More data exploration

Pick another dataset from dslabs, whichever one you want. Unfortunately, the dslabs package doesn’t have a nice website. But you can go to its offical CRAN entry and click on Reference Manual. The pdf lists the various other datasets and for each provides a brief explanation.

Once you chose one of the datasets, write R code to go through similar steps as above. Specifically, do the following:

  • Explore the dataset.
  • Do any processing/cleaning you want to do.
  • Make a few exploratory figures. Optionally, also some tables.
  • Run some simple statistical model(s). Your choice.
  • Report the results from the model(s).
  • For each step, add plenty comments to the code and explanatory Markdown text to the Quarto file.

Sending a pull request (PR)

Once you are done with your additions, make sure the whole website renders. Then commit and push your updates to your fork on GitHub. Note that this pushes to your fork (i.e. copy) of the repository.
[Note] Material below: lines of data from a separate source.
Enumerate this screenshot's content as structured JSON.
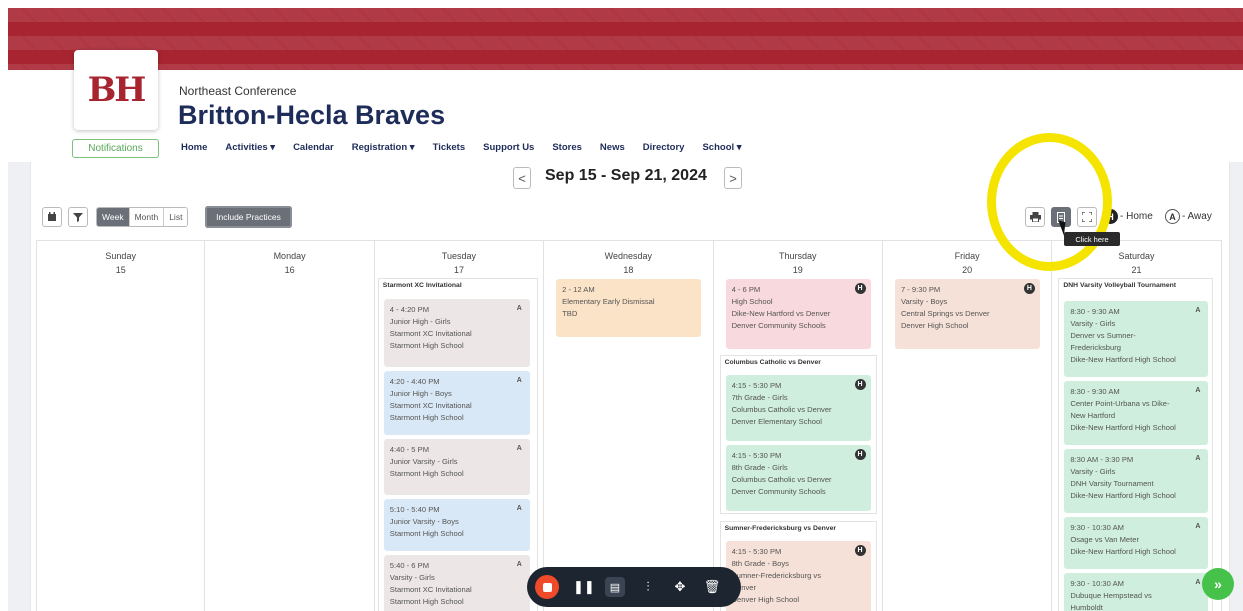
{
  "header": {
    "conference": "Northeast Conference",
    "team_name": "Britton-Hecla Braves",
    "logo_text": "BH",
    "notifications_label": "Notifications",
    "nav": [
      "Home",
      "Activities ▾",
      "Calendar",
      "Registration ▾",
      "Tickets",
      "Support Us",
      "Stores",
      "News",
      "Directory",
      "School ▾"
    ]
  },
  "calendar": {
    "date_range": "Sep 15 - Sep 21, 2024",
    "prev_icon": "<",
    "next_icon": ">",
    "views": [
      "Week",
      "Month",
      "List"
    ],
    "active_view": "Week",
    "include_practices": "Include Practices",
    "legend_home": "- Home",
    "legend_away": "- Away",
    "legend_home_letter": "H",
    "legend_away_letter": "A",
    "tooltip": "Click here"
  },
  "days": [
    {
      "name": "Sunday",
      "num": "15"
    },
    {
      "name": "Monday",
      "num": "16"
    },
    {
      "name": "Tuesday",
      "num": "17"
    },
    {
      "name": "Wednesday",
      "num": "18"
    },
    {
      "name": "Thursday",
      "num": "19"
    },
    {
      "name": "Friday",
      "num": "20"
    },
    {
      "name": "Saturday",
      "num": "21"
    }
  ],
  "groups": {
    "tue": "Starmont XC Invitational",
    "thu1": "Columbus Catholic vs Denver",
    "thu2": "Sumner-Fredericksburg vs Denver",
    "sat": "DNH Varsity Volleyball Tournament"
  },
  "events": {
    "tue1": {
      "lines": [
        "4 - 4:20 PM",
        "Junior High - Girls",
        "Starmont XC Invitational",
        "Starmont High School"
      ],
      "badge": "A"
    },
    "tue2": {
      "lines": [
        "4:20 - 4:40 PM",
        "Junior High - Boys",
        "Starmont XC Invitational",
        "Starmont High School"
      ],
      "badge": "A"
    },
    "tue3": {
      "lines": [
        "4:40 - 5 PM",
        "Junior Varsity - Girls",
        "Starmont High School"
      ],
      "badge": "A"
    },
    "tue4": {
      "lines": [
        "5:10 - 5:40 PM",
        "Junior Varsity - Boys",
        "Starmont High School"
      ],
      "badge": "A"
    },
    "tue5": {
      "lines": [
        "5:40 - 6 PM",
        "Varsity - Girls",
        "Starmont XC Invitational",
        "Starmont High School"
      ],
      "badge": "A"
    },
    "wed1": {
      "lines": [
        "2 - 12 AM",
        "Elementary Early Dismissal",
        "TBD"
      ],
      "badge": ""
    },
    "thu1": {
      "lines": [
        "4 - 6 PM",
        "High School",
        "Dike-New Hartford vs Denver",
        "Denver Community Schools"
      ],
      "badge": "H"
    },
    "thu2": {
      "lines": [
        "4:15 - 5:30 PM",
        "7th Grade - Girls",
        "Columbus Catholic vs Denver",
        "Denver Elementary School"
      ],
      "badge": "H"
    },
    "thu3": {
      "lines": [
        "4:15 - 5:30 PM",
        "8th Grade - Girls",
        "Columbus Catholic vs Denver",
        "Denver Community Schools"
      ],
      "badge": "H"
    },
    "thu4": {
      "lines": [
        "4:15 - 5:30 PM",
        "8th Grade - Boys",
        "Sumner-Fredericksburg vs",
        "Denver",
        "Denver High School"
      ],
      "badge": "H"
    },
    "fri1": {
      "lines": [
        "7 - 9:30 PM",
        "Varsity - Boys",
        "Central Springs vs Denver",
        "Denver High School"
      ],
      "badge": "H"
    },
    "sat1": {
      "lines": [
        "8:30 - 9:30 AM",
        "Varsity - Girls",
        "Denver vs Sumner-",
        "Fredericksburg",
        "Dike-New Hartford High School"
      ],
      "badge": "A"
    },
    "sat2": {
      "lines": [
        "8:30 - 9:30 AM",
        "Center Point-Urbana vs Dike-",
        "New Hartford",
        "Dike-New Hartford High School"
      ],
      "badge": "A"
    },
    "sat3": {
      "lines": [
        "8:30 AM - 3:30 PM",
        "Varsity - Girls",
        "DNH Varsity Tournament",
        "Dike-New Hartford High School"
      ],
      "badge": "A"
    },
    "sat4": {
      "lines": [
        "9:30 - 10:30 AM",
        "Osage vs Van Meter",
        "Dike-New Hartford High School"
      ],
      "badge": "A"
    },
    "sat5": {
      "lines": [
        "9:30 - 10:30 AM",
        "Dubuque Hempstead vs",
        "Humboldt"
      ],
      "badge": "A"
    }
  },
  "colors": {
    "banner": "#a72430",
    "brand_navy": "#1e2c5a",
    "highlight_ring": "#f5e400",
    "record_red": "#ef4a2a",
    "fab_green": "#46c24a"
  }
}
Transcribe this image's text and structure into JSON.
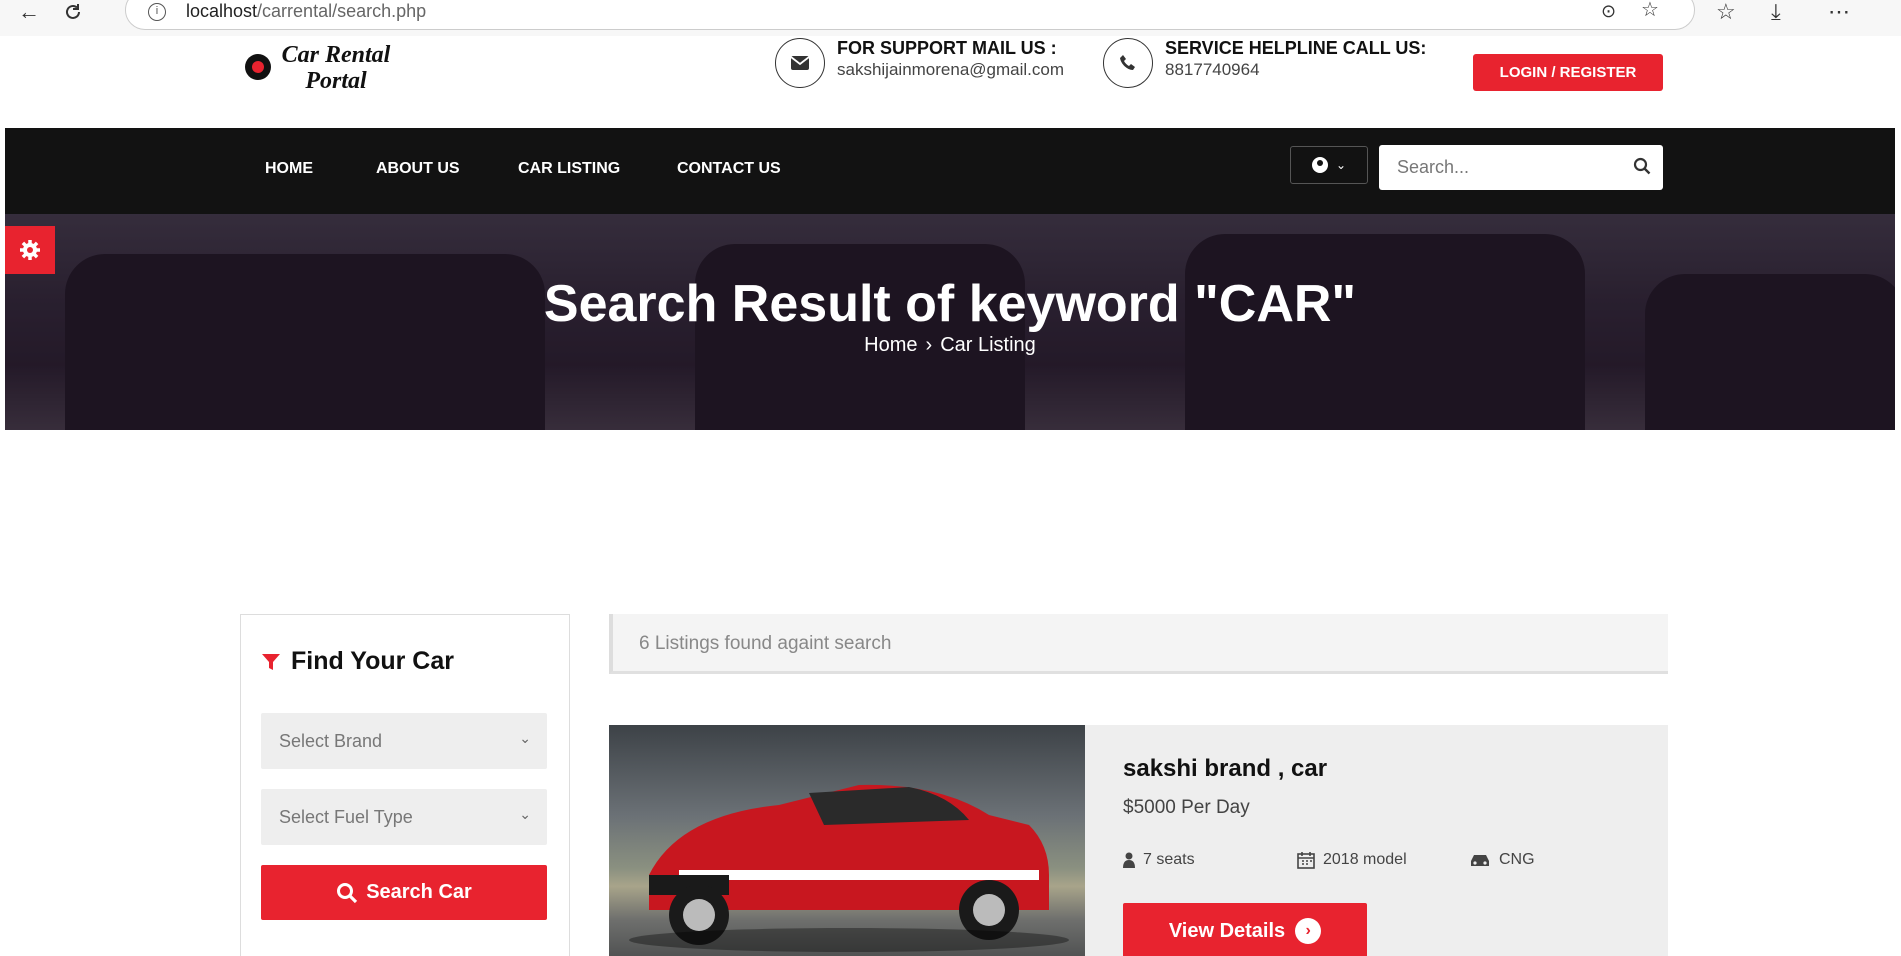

Now it’s time to offer your contribution to your classmate to integrate into their repository.

This is called issuing a pull request. You are requesting that the other person pull your changes into their repository, hence the at times confusing (at least for us) terminology. Maybe thinking of it as merge requests or sync requests is better, i.e. you are requesting that they merge or sync your changes into their repository. You’ll find the terminology merge request is used at times. If the person who controls the main repository likes your changes, they will merge your fork into the main branch. And just like that, you have contributed to some project becoming better!

To open a pull request, go to your fork of the repo on GitHub. At the top, you should see something like This branch is N commits ahead of NNN:main. and next to it a Contribute button. Click on that buttion and choose Open pull request.

You will be taken to a page where you can provide a title and description of your changes. Be clear about what you changed and why.

Hopefully, you’ll see a green check-mark that says able to merge. If your classmate made changes to the same files you did, it could have created a merge conflict. Hopefully, this won’t be the case. If it is, you might want to put the file that has been edited by both into a safe location outside of your repository, then pull the latest version of the original repository into your local copy, re-apply your changes, commit and push again.

In either case (merge conflict or not), you can click the green button and Create a pull request. This should send a notification to the owner of the repository that a pull request was created.

Part 3

Part 3 is due by Friday.

Merging the PR

Once you receive a pull request notification from your teammate, go to the GitHub site for your repository. Click on Pull requests, then click on the request. Take a look. On the first page, it shows you their message and if there are conflicts with your version of the repository. Hopefully, you didn’t change things around while they did, so there shouldn’t be any conflicts. Click on the Files changed button, which will show you an overview of the code they changed. Removals are red, and additions are green.

On the main pull request site, you can do various things. If you don’t like the suggested edits, you can write a comment and close the pull request without merging their changes into your repository. If you like most of what they did, but there is something they need to adjust, write a comment and let them know. Close the pull request and ask them to send a new one. If you are ok with their changes (hopefully, this is the case here), you can merge the pull request and close it. Their updates are now part of your repository.

Once you finished the merging of their updates into your repository online, make sure to pull the latest version to your local computer. Make sure everything looks fine and everything runs.

Make any further needed changes/updates. Re-render everything. Once everything is good, push your updated portfolio repository to GitHub. Check the website to make sure everything looks good. I’ll be looking at the content shown on the website for assessment/grading purposes.

Since this will be part of your portfolio site, and you already posted a link to that previously, you don’t need to post anything, I know where to find it.